Monday, February 14, 2022



PHENOMENALITY: *marvelous*

Most of the American-made mashups of "colossal critters" don't involve combining two or more monsters who had their own features, after the fashion of such kaiju-characters as Godzilla, Rodan and Mothra. DINOCROC VS. SUPERGATOR, while not very memorable for any other reason, was at least preceded by one feature apiece for the two reptilian rowdies.

BOA VS. PYTHON at first looks to be following that general model, since the same production company had brought forth both PYTHON in 2000 and BOA in 2002. The starring creatures get killed at each film's conclusion, but death has never been a barrier to the resurrection of profitable monsters. The original Godzilla perishes at the end of his 1954 debut. The Big G who then appears in GODZILLA RAIDS AGAIN, and who later chalks up some twenty-thirty films later, is supposed to be another "Godzilla-saurus" of the same species. Thus it would have been easy for the makers of BOA VS. PYTHON to have a new pair of monsters of the same species as the originals.

Instead, the producers only followed half the formula. In the original PYTHON, the big beastie was a genetically bred monstrosity, and VS. suggests that some laboratory out there has once more produced another in the series. At least, that's the logical conclusion when a ruthless millionaire promoter has a titanic python shipped into the U.S. from parts unknown, for the purpose of organizing python-hunts for rich assholes. FBI agent Sharpe investigates when the python breaks loose from its transport and kills some people, and some of his dialogue suggests that he's familiar with the events of PYTHON. Thus VS. is in continuity with PYTHON.

However, in the original BOA, the colossal critter was a gigantic prehistoric snake who made things hot for the prisoners in an Antarctic prison. The boa of VS., while still pretty big, has been nurtured in a laboratory, possibly with genetic enhancement as well. 

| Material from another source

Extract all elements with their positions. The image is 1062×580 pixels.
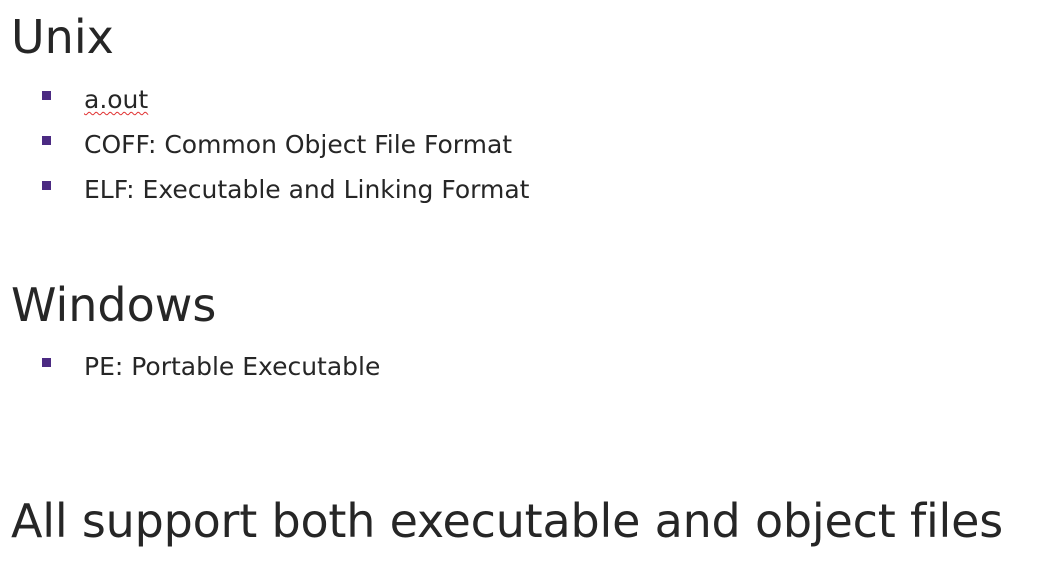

Agent Sharpe somehow finds out about the big boa, cared for a scientist named Emmett (David "STARGATE TV show" Hewlett), and the agent decides that he can use the boa to hunt the python. But first the boa has to be further enhanced with tracking technology, garnered from yet another scientist, Dr. Bonds (Jaime "SON OF THE BEACH" Bergman). Though there's a hint of romance between the two name-actors, they're mostly there to exchange bits of information about matters herpetological.

The simple plot is improved by a few touches of humor, such as the opening, in which the promoter attends a match between a pair of wresters nicknamed "Boa" and "Python." There's also a few moments of female nudity, which one doesn't usually see in such films-- though the most attention-getting sex-scene in VS. takes place off-camera, when the male python gets it on with the female boa. Later the boa lays eggs, which led me to check out the actual possibility of such constrictors interbreeding-- and as it happens, it does seem to be possible. But Papa Snake eats his young, and Mama Snake has a problem with that, thus paving the way for a modestly animated colossal critter battle at the climax.